South African cricketer

Stephen Thomas Jefferies (born 8 December 1959) is a former South African first-class cricketer.

==Career==
Jefferies was a left-handed batsman and a left-arm medium-fast bowler whose career centred on his home country of South Africa, though in 1982 he briefly moved to England and played for Derbyshire. He made his debut for Derbyshire in July of that year against a team of Pakistanis, and returned to South Africa in order to be eligible to play in the SAB Currie Cup during the 1982–83 season.

Jefferies' Western Province team, which included Test players Peter Kirsten, Graham Gooch and John Emburey amongst others, drew the Currie Cup final that season, but lost on countback, having had a less successful qualifying record. Jefferies was proclaimed one of five South African Cricket Annual Cricketers of the Year in 1982.

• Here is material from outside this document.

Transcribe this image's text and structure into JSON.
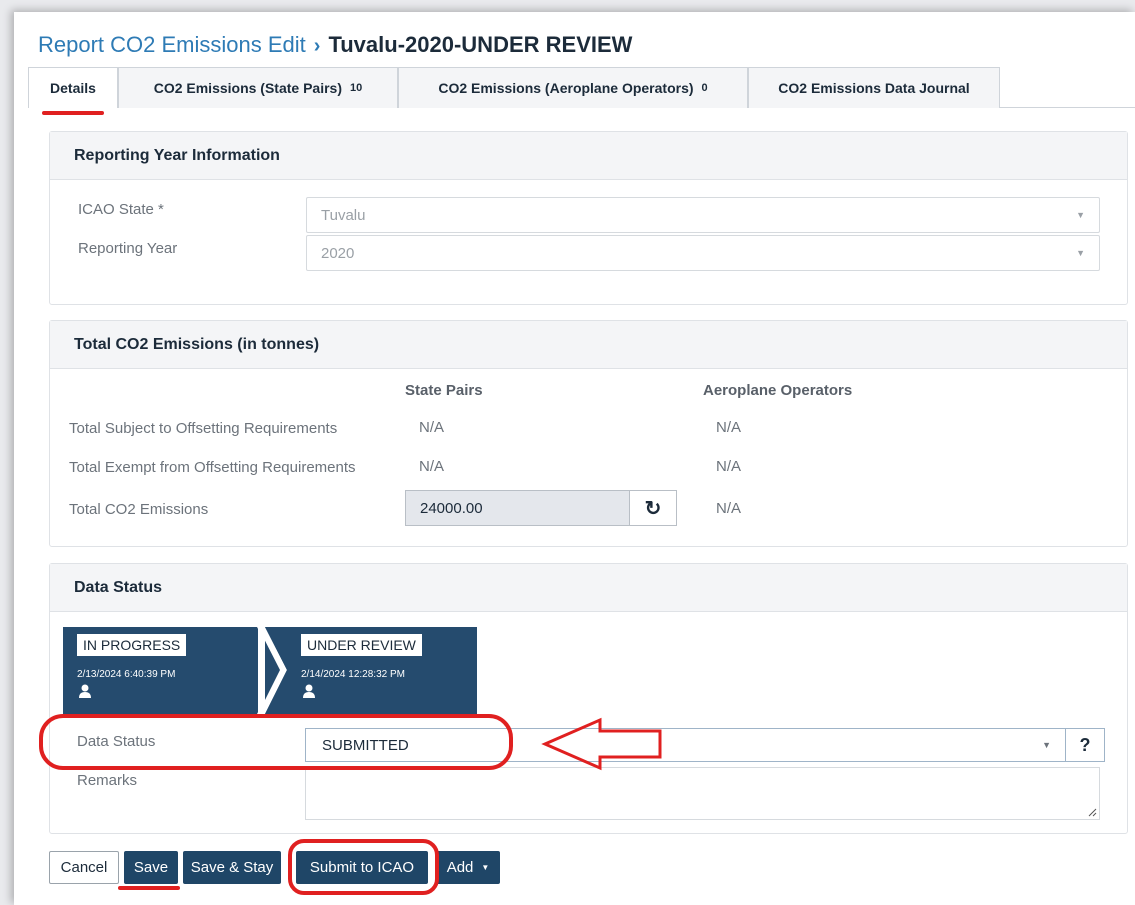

He moved back to England in April 1983, immediately following yet another Castle Currie Cup final appearance, this time a defeat by Transvaal, in order to play for Lancashire, and, during a match in June of that year, took 8/46, the second highest individual innings total of the season, and 11/95 in the match, one of the highest match-returns.

In December 1987 he took all ten wickets in the second innings a Castle Currie Cup game for Western Province against Orange Free State, the only man to do so in that season's competition.

Jefferies returned to England for 1988, playing for Hampshire. He was signed to cover for Malcolm Marshall whose availability was limited due to international commitments. He was man of the match in the final of the 1988 Benson & Hedges Cup, taking 5/13 in ten overs. In county cricket, Hampshire finished third-bottom of the 1988 County Championship, the year's highlight being another of Jefferies' career total of four ten-wicket match hauls. He continued to play for Western Province and Hampshire until 1992. Jefferies' career concluded in 1993 when he played for Boland B in the 1993–4 UCB Bowl tournament.

Jefferies coached the Habsani Royals in the 2012 edition of the Wembley Super 8 Cricket Festival in Rylands, Cape Town.